Many castles exploit natural characteristics of the area in which they are built to strengthen their defensive power—some are built on lakes and islands, while others use rivers as moats. Some are high on hills, while others build lower towers near roads so they can stop enemy troops before they reach the main castle.
Castles on cliffs allow defenders to attack enemies at a distance with crossbows or other weapons, give them better views, and provide more storage space for their supplies. There are several ways that castles on cliffs differ from those on plains or elsewhere: often there are only one or two floors high, the walls are thicker, the gate is usually not open to the outside world, and there may be no tower at the entrance (only a wall with guards).
People build castles on cliffs for many reasons. If you want to defend your land against invaders, then these cliff castles are easy to defend because attackers must get past many obstacles before reaching their target. They are also good places for storing food in case of a long siege because there is less chance of it being spoiled by rain or snow.

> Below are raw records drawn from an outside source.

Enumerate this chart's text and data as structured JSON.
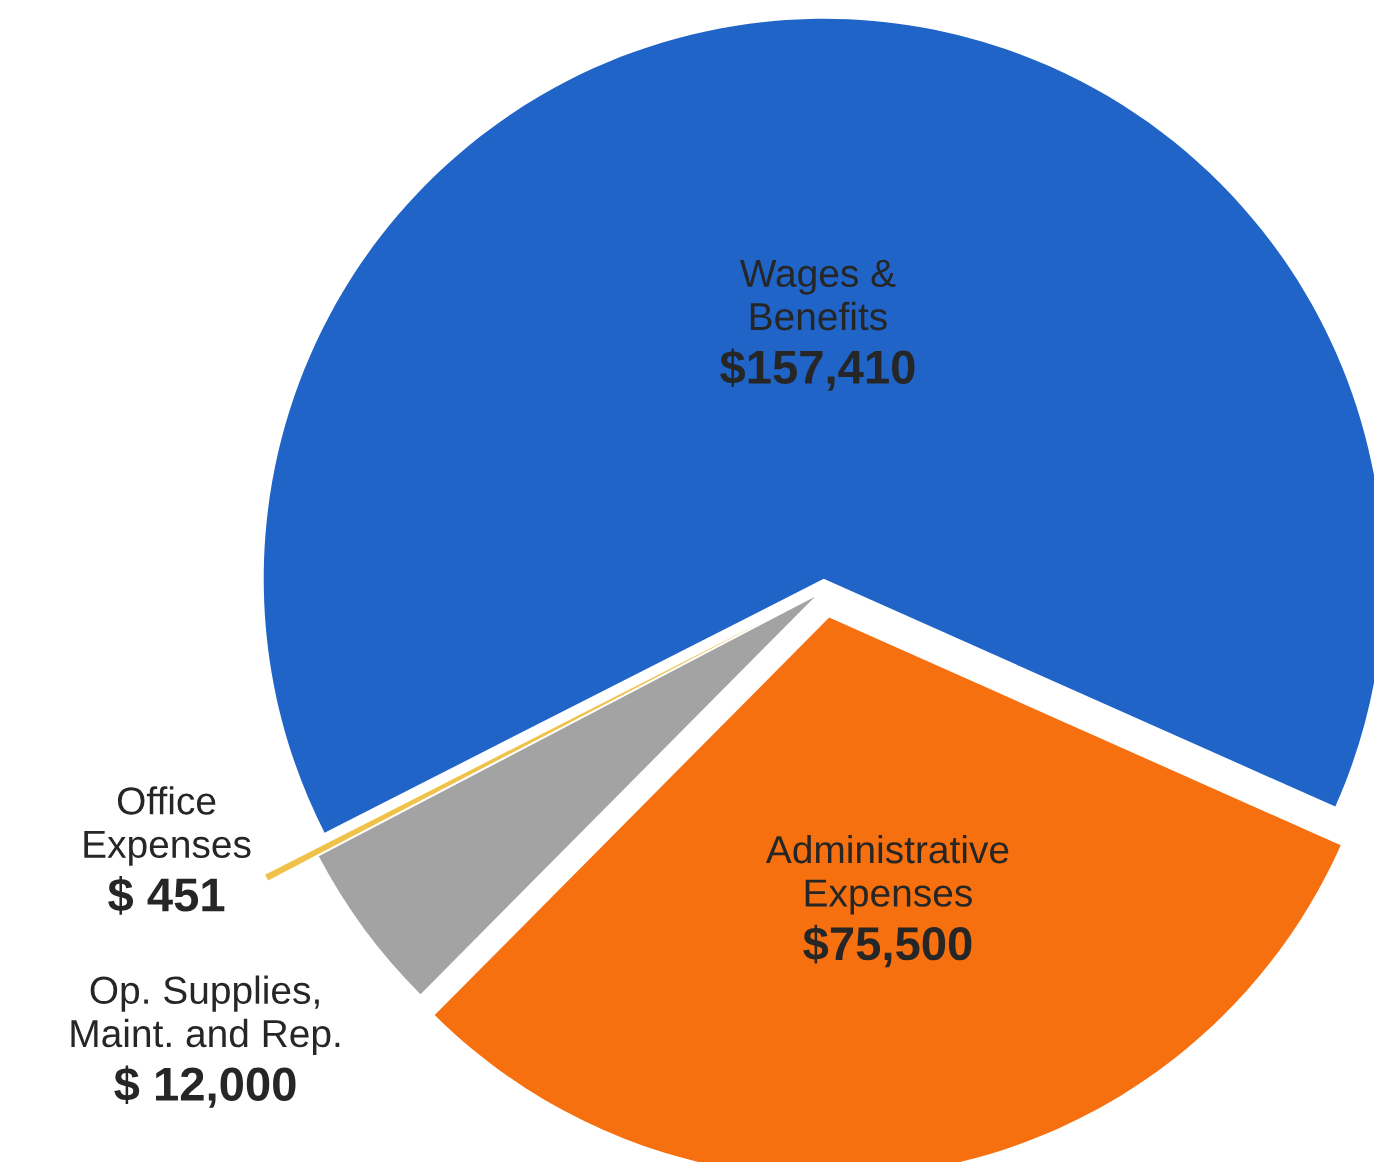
{
  "chart_data": {
    "type": "pie",
    "categories": [
      "Wages &\nBenefits",
      "Office\nExpenses",
      "Op. Supplies,\nMaint. and Rep.",
      "Administrative\nExpenses"
    ],
    "values": [
      157410,
      451,
      12000,
      75500
    ],
    "value_labels": [
      "$157,410",
      "$ 451",
      "$ 12,000",
      "$75,500"
    ],
    "colors": [
      "#2064c8",
      "#f0c24a",
      "#a3a3a3",
      "#f7700f"
    ]
  }
}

Motte and bailey castles were originally built with wood, but stone keeps and walls were later added since stone is a stronger material. It does not burn like wood and is more difficult to bring down than a wooden wall. The castle housed many individuals, not simply monarchs and nobility. Craftsmen would have lived inside the walls, as well as soldiers if the castle was a military stronghold.
People began building larger and larger castles over time because: 1 They were easier to build 2 They provided better security for their inhabitants 3 They could be used as displays of power &; wealth
In Europe, the first true castles were built around 1000 AD. At first they were simple structures used as shelters until firebombs became available around 1100. After this point, they began to take shape as we know them today with high walls, large gates, and towers. These early castles were very dangerous places because they were not well protected inside and out. A king or prince might lose his life if he went to battle or traveled far from home.